You are doing dashboards wrong, which is why they are so difficult. This starts with the mission statement of “Summarize in detail the status of the Universe in one screen”. Instead you should “Summarize in sufficient detail, what needs MY attention in MY universe, in one screen.” Lets discuss it.

Description

Dashboards make me MAD. They are impossible to do and make anyone happy, they tend to be flashy, hallow simulations of helpful, and overly complex. As a color blind, dyslexic, get’er done kind of guy, they make me mad. Well they did until I changed how I thought of them. Rather than a one size fits all endeavor, dashboards should be persona based. Each major persona should be served their own dashboard that answers the question “What is the status of MY compliance universe, and what needs MY attention?”

Come see our quick review of how this mindset change can make your dysfunctional dashboards actually deliver a useful purpose.

Notes

Dashboards make me MAD. They are impossible to do and make anyone happy, they tend to be flashy, hollow simulations of helpful, and overly complex. As a color blind, dyslexic, get’er done kind of guy, they make me mad. Well they did until I changed how I thought of them. Rather than a one size fits all endeavor, dashboards should be persona based. Each major persona should be served their own dashboard that answers the question “What is the status of MY compliance universe, and what needs MY attention?”

So, the senior suit persona needs a dashboard of what ‘needs’ his attention. If the persona that is the target user for the dashboard needs to decide, approve, allocate resource or take some overt other action (including willful inaction) then it goes on the dashboard. If it does not, don’t put it on the dashboard. If there is more information that is needed, a drill down can be provided, but now you are likely in the persona of a junior suit or senior tie. The mission of THAT dashboard is directed to that persona “What is the status of my compliance universe and what here needs MY attention?” Those issues do NOT generally need to be on the Senior Suit Dashboard. This dashboard may ‘drill down’ to a more junior persona. Each level answers the same questions of “What is the status of MY compliance universe, and what here needs MY attention?”. Each level has COMPLETELY different answers. The senior tech dash board probably has dozens of ‘yellow” and ‘red’ status items, but that persona has the authority and resources to address those issues. Anything that is outside of this level of authority and resources, or is materially out of compliance, will also show up on next persona’s dash boards. Not show up automatically, but only when that higher persona needs to pay attention.

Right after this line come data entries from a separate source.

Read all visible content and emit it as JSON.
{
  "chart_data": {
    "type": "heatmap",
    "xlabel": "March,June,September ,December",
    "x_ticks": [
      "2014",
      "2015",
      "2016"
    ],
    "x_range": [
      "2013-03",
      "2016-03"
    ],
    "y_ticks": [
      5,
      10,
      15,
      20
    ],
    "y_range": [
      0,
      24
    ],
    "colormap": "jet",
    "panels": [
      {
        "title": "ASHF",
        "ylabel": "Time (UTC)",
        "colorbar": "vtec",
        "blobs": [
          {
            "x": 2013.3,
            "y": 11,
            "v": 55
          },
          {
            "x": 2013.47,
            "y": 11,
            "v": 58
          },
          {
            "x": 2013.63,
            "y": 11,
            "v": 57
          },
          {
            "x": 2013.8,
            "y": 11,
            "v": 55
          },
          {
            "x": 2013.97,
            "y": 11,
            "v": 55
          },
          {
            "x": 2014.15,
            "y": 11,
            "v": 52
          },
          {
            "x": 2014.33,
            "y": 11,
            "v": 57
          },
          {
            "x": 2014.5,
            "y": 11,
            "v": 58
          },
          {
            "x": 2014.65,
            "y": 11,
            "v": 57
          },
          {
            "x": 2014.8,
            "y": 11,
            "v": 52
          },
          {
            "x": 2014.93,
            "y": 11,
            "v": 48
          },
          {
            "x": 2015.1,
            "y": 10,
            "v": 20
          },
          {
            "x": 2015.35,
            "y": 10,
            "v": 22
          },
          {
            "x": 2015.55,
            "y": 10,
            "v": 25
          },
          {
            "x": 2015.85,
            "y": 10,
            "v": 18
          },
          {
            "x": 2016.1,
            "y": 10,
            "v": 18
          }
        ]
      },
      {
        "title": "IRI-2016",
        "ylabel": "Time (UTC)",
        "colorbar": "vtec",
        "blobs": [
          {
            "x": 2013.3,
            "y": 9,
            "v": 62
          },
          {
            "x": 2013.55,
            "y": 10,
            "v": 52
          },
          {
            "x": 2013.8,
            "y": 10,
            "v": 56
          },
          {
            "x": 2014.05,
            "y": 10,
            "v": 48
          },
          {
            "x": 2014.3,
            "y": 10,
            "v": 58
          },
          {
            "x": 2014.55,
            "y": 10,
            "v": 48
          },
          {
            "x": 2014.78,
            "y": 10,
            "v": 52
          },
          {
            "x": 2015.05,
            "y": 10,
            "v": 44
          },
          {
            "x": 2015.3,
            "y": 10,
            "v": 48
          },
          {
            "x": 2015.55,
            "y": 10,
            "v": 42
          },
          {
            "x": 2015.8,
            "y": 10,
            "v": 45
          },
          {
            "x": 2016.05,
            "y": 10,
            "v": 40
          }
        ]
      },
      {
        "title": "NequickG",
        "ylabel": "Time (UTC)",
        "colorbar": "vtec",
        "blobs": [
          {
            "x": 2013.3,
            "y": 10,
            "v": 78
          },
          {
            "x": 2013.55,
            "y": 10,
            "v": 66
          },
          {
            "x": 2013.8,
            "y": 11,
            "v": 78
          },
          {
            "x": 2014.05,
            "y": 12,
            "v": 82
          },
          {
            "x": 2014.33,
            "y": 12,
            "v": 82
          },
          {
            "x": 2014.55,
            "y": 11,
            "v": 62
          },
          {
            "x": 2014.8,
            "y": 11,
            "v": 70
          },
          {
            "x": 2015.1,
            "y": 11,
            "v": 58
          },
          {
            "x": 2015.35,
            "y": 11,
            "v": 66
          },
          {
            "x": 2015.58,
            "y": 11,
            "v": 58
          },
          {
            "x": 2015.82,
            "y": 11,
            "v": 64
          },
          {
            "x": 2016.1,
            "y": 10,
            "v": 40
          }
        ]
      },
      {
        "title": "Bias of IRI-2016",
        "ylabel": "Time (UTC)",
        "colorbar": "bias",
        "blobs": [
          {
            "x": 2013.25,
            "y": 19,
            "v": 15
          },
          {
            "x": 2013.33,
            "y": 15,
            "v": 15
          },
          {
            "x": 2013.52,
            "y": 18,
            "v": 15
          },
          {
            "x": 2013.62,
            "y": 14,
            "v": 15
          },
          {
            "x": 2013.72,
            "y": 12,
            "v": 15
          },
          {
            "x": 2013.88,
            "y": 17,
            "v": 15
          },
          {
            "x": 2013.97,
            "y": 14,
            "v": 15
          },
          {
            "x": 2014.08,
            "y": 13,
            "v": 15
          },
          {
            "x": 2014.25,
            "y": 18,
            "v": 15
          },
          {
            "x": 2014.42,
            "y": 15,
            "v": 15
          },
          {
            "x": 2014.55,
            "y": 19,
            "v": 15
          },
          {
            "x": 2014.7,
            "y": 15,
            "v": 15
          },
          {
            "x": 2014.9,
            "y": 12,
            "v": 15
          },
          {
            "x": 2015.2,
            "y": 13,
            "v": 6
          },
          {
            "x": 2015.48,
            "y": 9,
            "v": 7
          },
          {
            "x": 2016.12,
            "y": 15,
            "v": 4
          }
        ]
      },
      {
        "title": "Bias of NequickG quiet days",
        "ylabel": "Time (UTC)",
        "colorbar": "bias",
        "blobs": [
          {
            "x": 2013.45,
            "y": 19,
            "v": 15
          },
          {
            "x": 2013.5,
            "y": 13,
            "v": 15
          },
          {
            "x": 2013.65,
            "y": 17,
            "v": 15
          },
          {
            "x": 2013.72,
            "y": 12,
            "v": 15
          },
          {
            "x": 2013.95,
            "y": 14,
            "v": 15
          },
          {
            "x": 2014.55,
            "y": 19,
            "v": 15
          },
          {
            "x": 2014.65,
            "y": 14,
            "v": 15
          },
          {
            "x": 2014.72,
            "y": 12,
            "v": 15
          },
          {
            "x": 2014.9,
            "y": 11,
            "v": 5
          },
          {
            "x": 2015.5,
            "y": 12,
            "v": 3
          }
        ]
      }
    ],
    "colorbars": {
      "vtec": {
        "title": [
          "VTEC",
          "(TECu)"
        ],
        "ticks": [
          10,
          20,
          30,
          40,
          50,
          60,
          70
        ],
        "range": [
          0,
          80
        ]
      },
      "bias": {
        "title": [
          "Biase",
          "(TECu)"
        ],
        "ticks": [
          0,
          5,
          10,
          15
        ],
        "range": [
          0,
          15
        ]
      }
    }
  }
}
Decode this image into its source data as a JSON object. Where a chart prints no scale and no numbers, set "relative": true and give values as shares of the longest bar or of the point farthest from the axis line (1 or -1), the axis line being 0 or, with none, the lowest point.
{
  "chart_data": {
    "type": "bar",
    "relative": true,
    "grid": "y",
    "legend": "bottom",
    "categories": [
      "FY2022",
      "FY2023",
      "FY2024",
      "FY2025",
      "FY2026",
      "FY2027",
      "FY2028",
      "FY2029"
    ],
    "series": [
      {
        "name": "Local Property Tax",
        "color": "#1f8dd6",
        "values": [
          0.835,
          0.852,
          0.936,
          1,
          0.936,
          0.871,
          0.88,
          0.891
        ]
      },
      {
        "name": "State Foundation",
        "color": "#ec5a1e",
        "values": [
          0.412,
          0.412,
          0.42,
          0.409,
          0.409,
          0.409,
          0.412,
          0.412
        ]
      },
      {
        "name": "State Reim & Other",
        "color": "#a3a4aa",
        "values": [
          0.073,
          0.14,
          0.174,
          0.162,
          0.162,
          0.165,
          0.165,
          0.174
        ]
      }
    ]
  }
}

A major contention is when authority is delegated. The responsibility is still at the more senior level so which dashboards report a delegated authority? These internal political decisions are transient, so have the possibility to derail a successful persona based dashboard design.

Another contention is ‘in the drill down” dashboards. If the CEO or CIO dashboards are showing individual server utilization metrics, hands down you have failed. CxO dashboards report compliance. Compliance to schedule, budget, income, and performance metrics. Being in compliance IS all that matters at this level. Technician, manager, and director dashboards may show individual server utilization metrics as the ‘reason’ for an out of compliance situation, but the main dashboard should focus on compliance.

This mindset helps with limiting the scope of the dashboards, which in turn makes them constructible, within the responsibility, authority, accountability confines. It does add to the complication of what ‘automatically’ gets forwarded to the next level dashboard, and are the drill downs into a detail page or another dash board. But the mindset change and simplification of the question “What is the status of MY compliance universe, and what here needs MY attention?” makes the task possible while it makes the target persona happy. They still may be too flashy and complex for the color blind, dyslexic kid, (that is me) but at least now dashboards have a chance to actually be helpful.